The senior master sergeant could have used some of their own advice because the next bullet says “Airmen arrive on-time to all appointment.”
Besides that error, the letter also has a few misplaced apostrophes, such as “most likely scenario’s that may take place,” and two instances of “LOE’s,” where it should read LOEs.
Other errors include “When it doubt, ask,” and “see my personally,” and a few instances where the subject does not agree with its pronoun or indefinite article. For example, the senior master sergeant wrote “an airmen” where it should read “an airman,” since airman is singular and airmen is plural.
In the next sentence, the senior master sergeant writes “that airmen” where it should either read “those airmen” or “that airman” depending on whether the senior master sergeant wants the subject to be singular or plural. It’s unclear based on the way the sentence is written now.

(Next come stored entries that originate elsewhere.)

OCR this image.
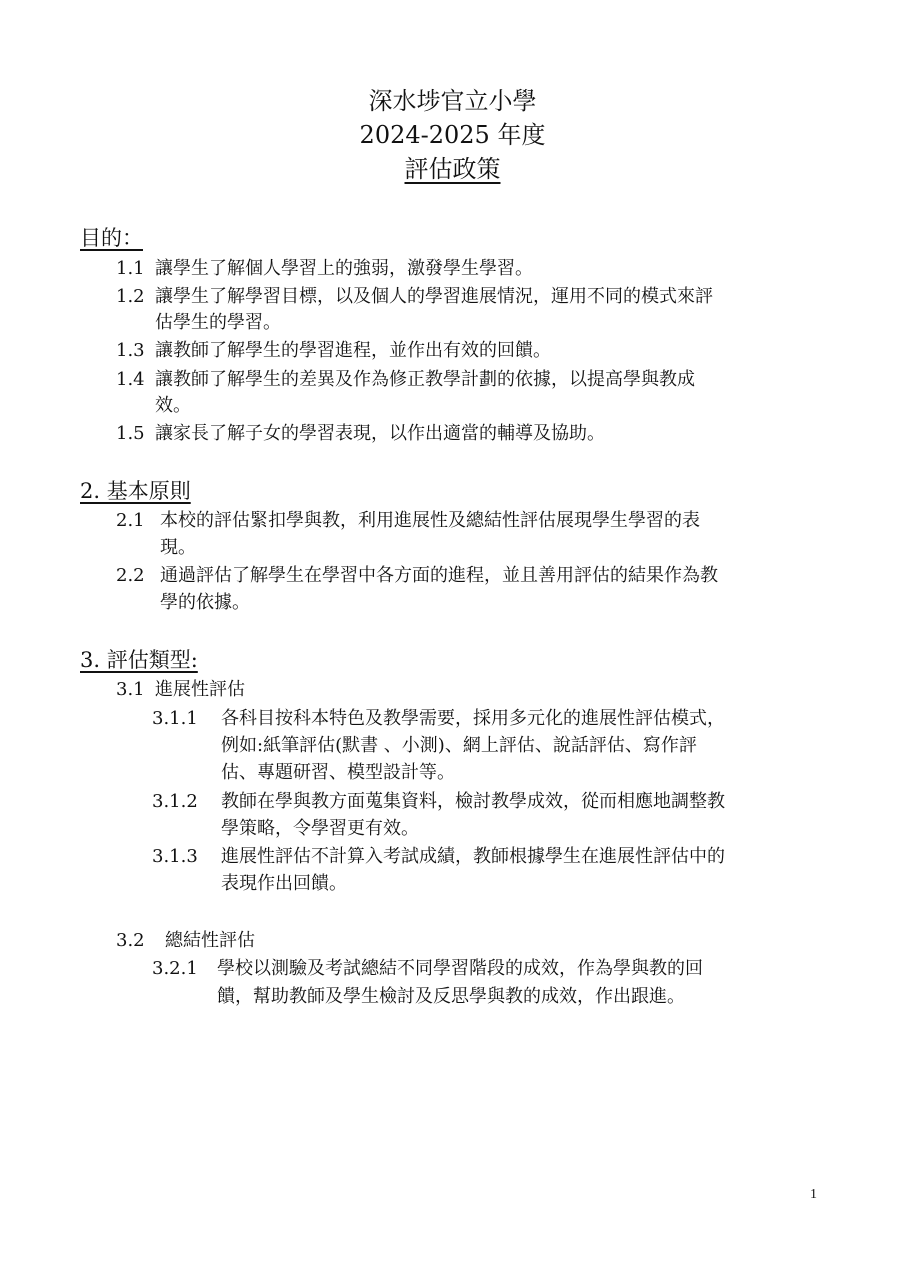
深水埗官立小學
2024-2025 年度
評估政策
目的：
1.1 讓學生了解個人學習上的強弱，激發學生學習。
1.2 讓學生了解學習目標，以及個人的學習進展情況，運用不同的模式來評
估學生的學習。
1.3 讓教師了解學生的學習進程，並作出有效的回饋。
1.4 讓教師了解學生的差異及作為修正教學計劃的依據，以提高學與教成
效。
1.5 讓家長了解子女的學習表現，以作出適當的輔導及協助。
2. 基本原則
2.1 本校的評估緊扣學與教，利用進展性及總結性評估展現學生學習的表
現。
2.2 通過評估了解學生在學習中各方面的進程，並且善用評估的結果作為教
學的依據。
3. 評估類型:
3.1 進展性評估
3.1.1 各科目按科本特色及教學需要，採用多元化的進展性評估模式，
例如:紙筆評估(默書 、小測)、網上評估、說話評估、寫作評
估、專題研習、模型設計等。
3.1.2 教師在學與教方面蒐集資料，檢討教學成效，從而相應地調整教
學策略，令學習更有效。
3.1.3 進展性評估不計算入考試成績，教師根據學生在進展性評估中的
表現作出回饋。
3.2 總結性評估
3.2.1 學校以測驗及考試總結不同學習階段的成效，作為學與教的回
饋，幫助教師及學生檢討及反思學與教的成效，作出跟進。
1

Am I being a grammar Nazi? Yes, but there’s a reason why I’m calling out this behavior when it comes from a senior enlisted airman. That’s because in the military, paperwork errors as simple as an unindented paragraph or an improperly written date can result in anything from a delayed leave request to withheld pay or decades of denied citizenship.
For example, it took one soldier, Sgt. 1st Class Cameron Corder, nearly four years to get the insurance money owed him after suffering serious back injuries while deployed as a medic to Afghanistan, according to Military Times.
“Medical officials recorded his wounds but not the specifics of when they occurred, leaving the soldier technically ineligible for the additional $100,000,” Military Times wrote.
Paperwork, like uniform and grooming standards, may be another example of the military’s emphasis on getting the little things right. If that’s the case then, a senior enlisted airman such as this Air Force senior master sergeant must hold themselves to the same standards.
“Airmen only know what they see occur on flight, peer input, and technical training,” the senior master sergeant wrote. “An Airmen [sic] who is not competent or excellent at their corresponding level of knowledge of their post … is a direct reflection of their chain of command.”
Of course, this isn’t the first time Big Blue set a bad example when it comes to double-checking paperwork. In 2014, the Air Force mistakenly issued six months of transitional medical benefits to 4,200 airmen leaving the service. Then the branch caused even more confusion when it tried to revoke those benefits.
Airmen were “angry, because they made their decision to separate based in part on bad information about their access to medical coverage,” Military Times reported.
“[G]iven the complex nature described it would be unrealistic to expect perfection,” one Air Force spokesman said at the time, in the biggest understatement of the year.
“I advocate for the ‘sextuple tap’ approach,” wrote one commenter on the Air Force subreddit. “Send paperwork via email. Call them about it. Save a soft copy. Save a hard copy. Hand carry a hard copy to their service desk. Finally, gain access to their alpha roster and then hand deliver hard copies to their personal residences. Always works. Trust me, bro.”